Greylag Goose (Anser anser)

If you eat goose for dinner you can be reasonably sure that, despite a few genetic twists and turns, your meal was essentially a Greylag Goose in life. This is the best known of all geese, the one domesticated as a farmyard bird and the one that saved Ancient Rome from the Gauls in 390BC by doing what it does so well, spotting trouble and making a lot of noise. In much of Europe it is still an unsullied wild bird, inhabiting a much broader spectrum of habitats and climates than other geese, these including tundra, marshes and large lakes. In some places, including southern Britain, the population originates from farmland birds that have gone wild and reverted, over a few generations, to the plumage pattern of their ancestors, if not to their natural timidity.

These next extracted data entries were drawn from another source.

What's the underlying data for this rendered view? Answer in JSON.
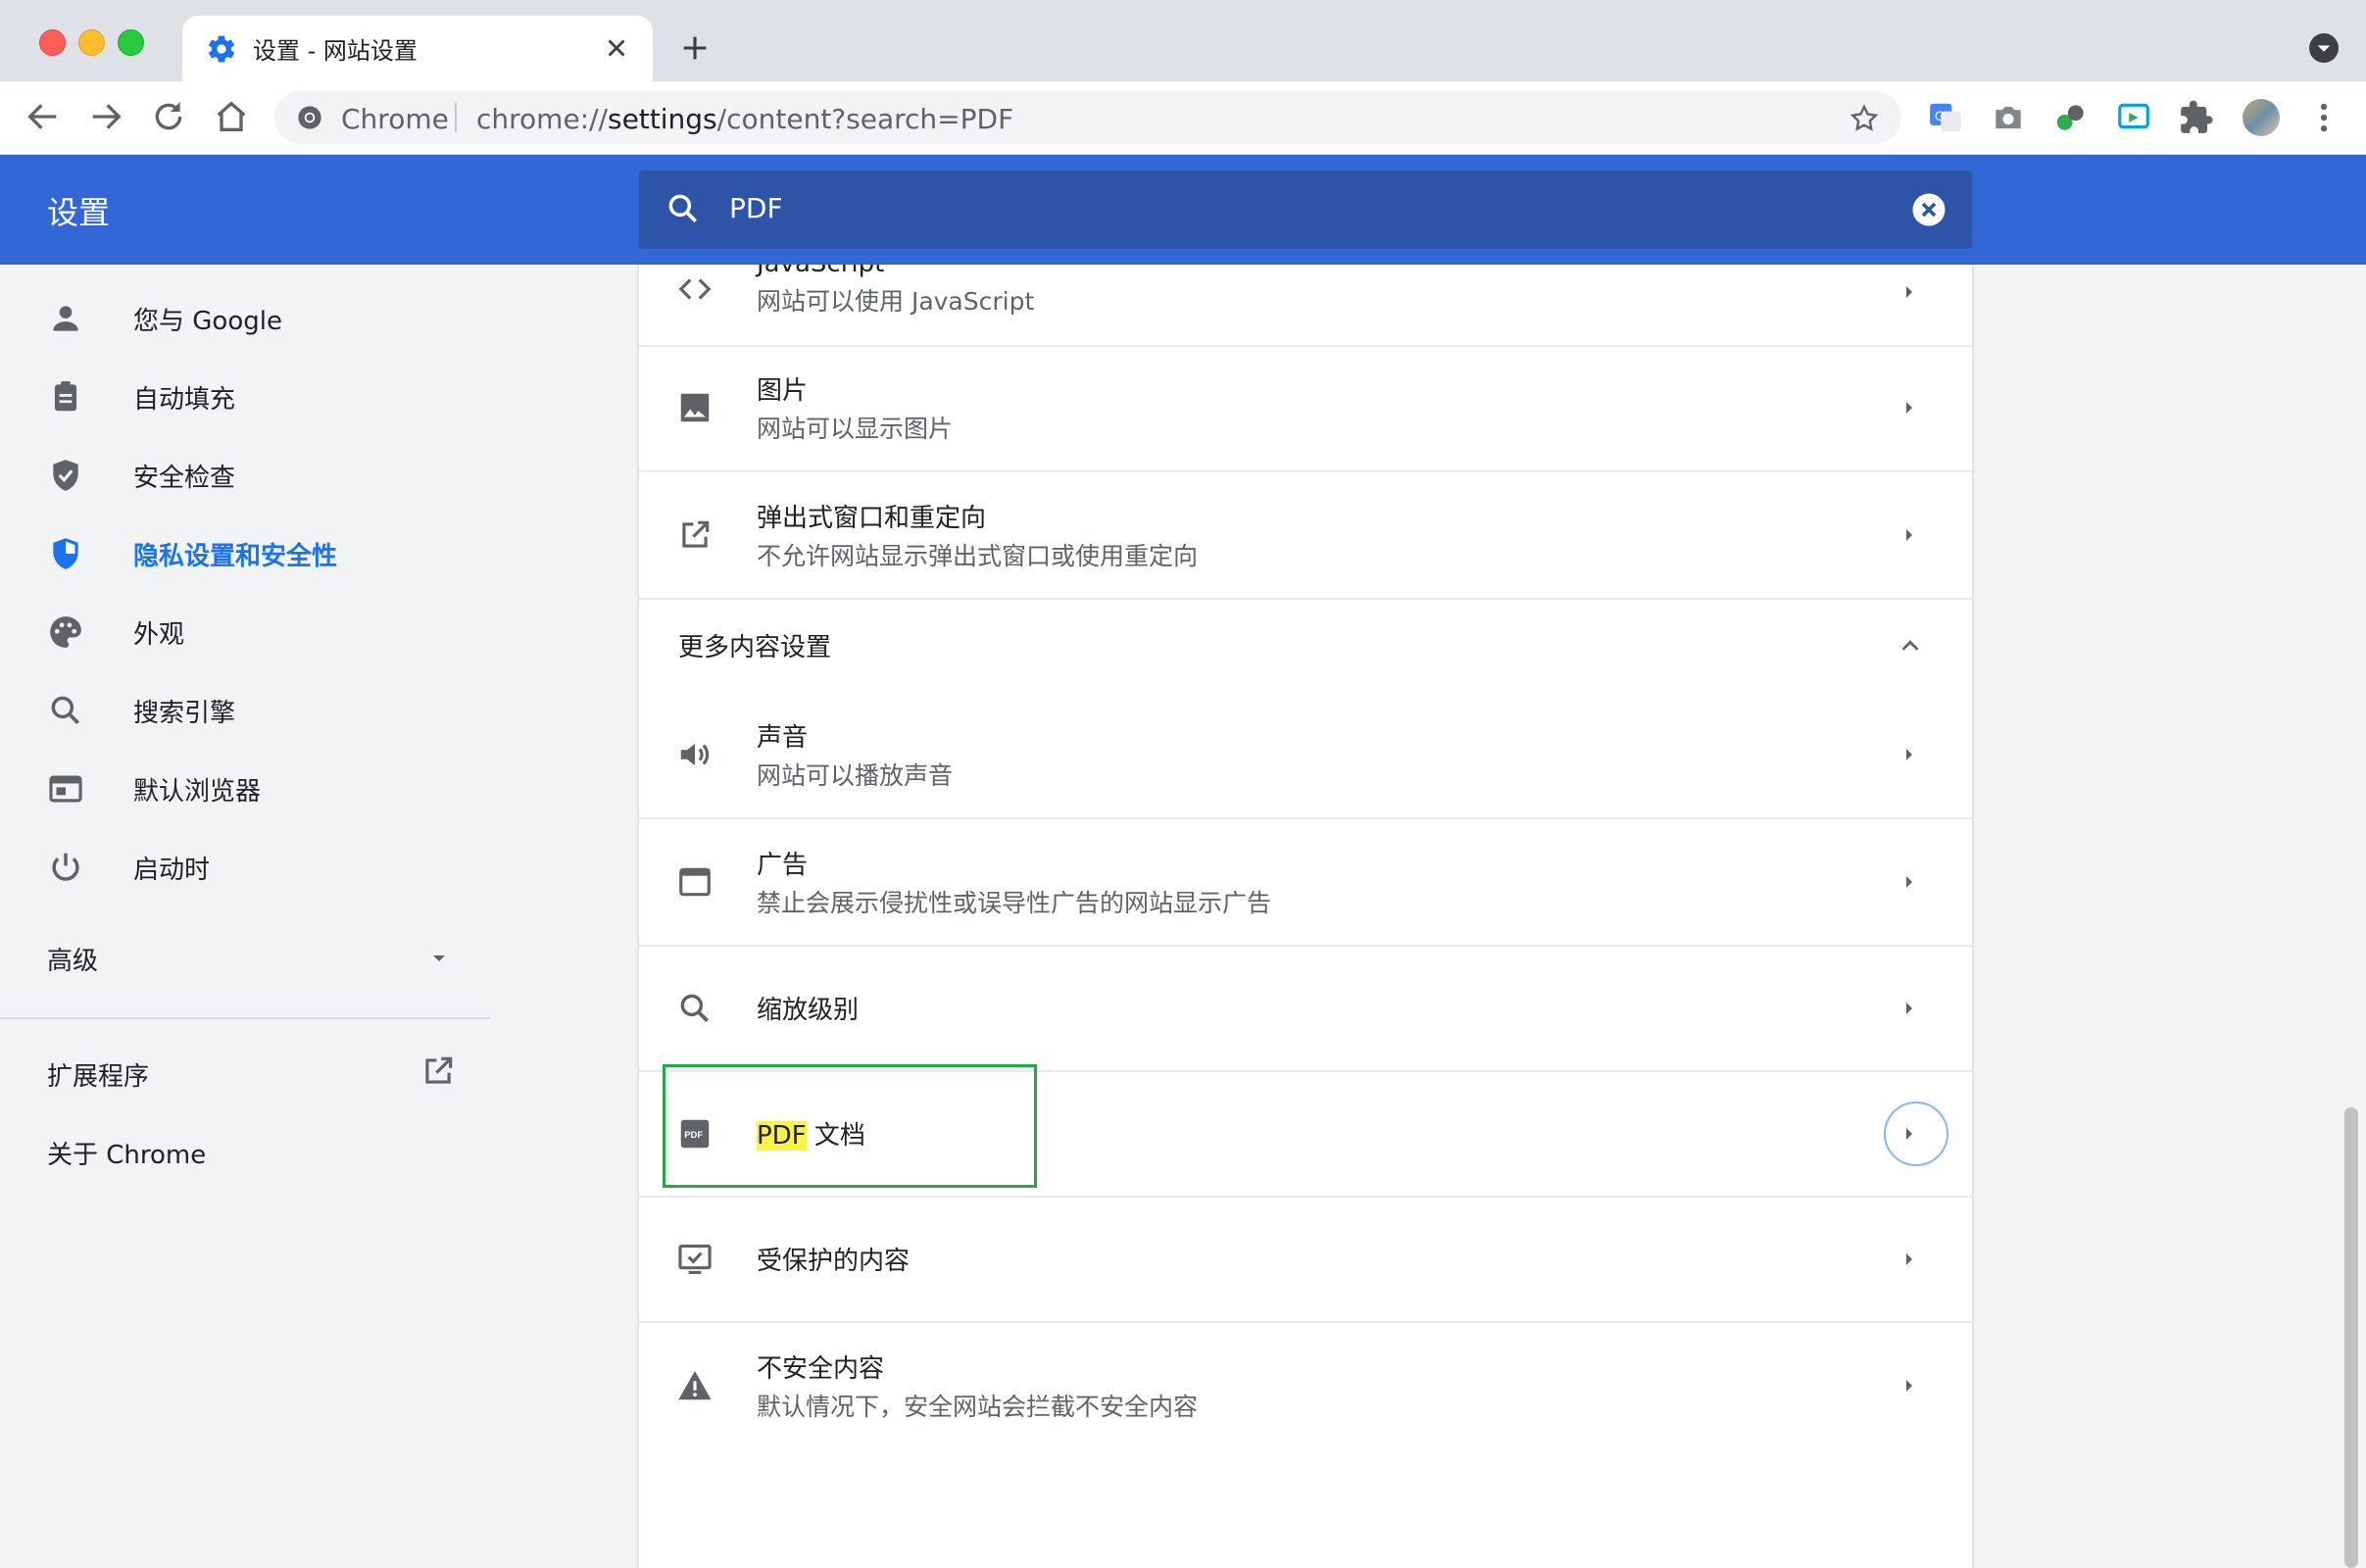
{
  "browser": {
    "tab_title": "设置 - 网站设置",
    "omnibox": {
      "site_label": "Chrome",
      "url_prefix": "chrome://",
      "url_host": "settings",
      "url_path": "/content?search=PDF"
    }
  },
  "header": {
    "title": "设置",
    "search_value": "PDF"
  },
  "sidebar": {
    "items": [
      {
        "label": "您与 Google",
        "icon": "person-icon"
      },
      {
        "label": "自动填充",
        "icon": "clipboard-icon"
      },
      {
        "label": "安全检查",
        "icon": "shield-check-icon"
      },
      {
        "label": "隐私设置和安全性",
        "icon": "privacy-shield-icon",
        "active": true
      },
      {
        "label": "外观",
        "icon": "palette-icon"
      },
      {
        "label": "搜索引擎",
        "icon": "search-icon"
      },
      {
        "label": "默认浏览器",
        "icon": "browser-window-icon"
      },
      {
        "label": "启动时",
        "icon": "power-icon"
      }
    ],
    "advanced_label": "高级",
    "extensions_label": "扩展程序",
    "about_label": "关于 Chrome"
  },
  "content": {
    "partial_row": {
      "title": "JavaScript",
      "sub": "网站可以使用 JavaScript"
    },
    "images": {
      "title": "图片",
      "sub": "网站可以显示图片"
    },
    "popups": {
      "title": "弹出式窗口和重定向",
      "sub": "不允许网站显示弹出式窗口或使用重定向"
    },
    "more_settings": "更多内容设置",
    "sound": {
      "title": "声音",
      "sub": "网站可以播放声音"
    },
    "ads": {
      "title": "广告",
      "sub": "禁止会展示侵扰性或误导性广告的网站显示广告"
    },
    "zoom": {
      "title": "缩放级别"
    },
    "pdf": {
      "title_hl": "PDF",
      "title_rest": " 文档"
    },
    "protected": {
      "title": "受保护的内容"
    },
    "insecure": {
      "title": "不安全内容",
      "sub": "默认情况下，安全网站会拦截不安全内容"
    }
  },
  "colors": {
    "header": "#3367d6",
    "accent": "#1a73e8",
    "highlight": "#fcf245",
    "annotation": "#22a94b"
  }
}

The Greylag Goose has been intensively studied, mostly in captivity. These studies have formed the basis for our understanding of imprinting, the process by which young birds in the wild recognise their mother almost from hatching and will instinctively follow her wherever she goes. Captive goslings can be made to follow not just non-parent birds, but also other animals, including people, and even simple objects. In the wild it helps the brood remain together under the protection of both parents, rather than scattering about.

In common with other geese, Greylags form long-term relationships and all pairs, migratory or otherwise, remain together all year. The bond is maintained by a very complex vocabulary of calls and gestures. Of these, the most common and easily observed display is the “triumph ceremony”, in which the male launches an attack on a rival – real or imagined – and then returns to its mate to celebrate “victory”. With head down and neck ruffled to show off the “creases” that run down it, the male charges the foe. When he returns he holds his neck outstretched and the female follows suit; both call loudly, and although they might well face each other they will actually not meet front-on. That would be threatening; instead, the partners seem to peer past one another.

Another set of gestures ensures that, within flocks, birds have their own individual space where they can feed. In fact, since families remain together for many months after hatching, such a territory can be shared and all the members contribute to defending it. It’s not a fixed territory but moves as the birds move, ensuring that the immature birds, those that would normally be bottom of the “pecking order”, are well fed.

The Greylag is the largest of the “grey” geese, the most powerful but the least agile in the air, and the one requiring the longest run-up to get airborne. It feeds in the water more than other grey geese, often immersing its neck and upending its body to grasp submerged waterweeds and other plants. In winter flocks feed on agricultural land as well as on marshes and lakes.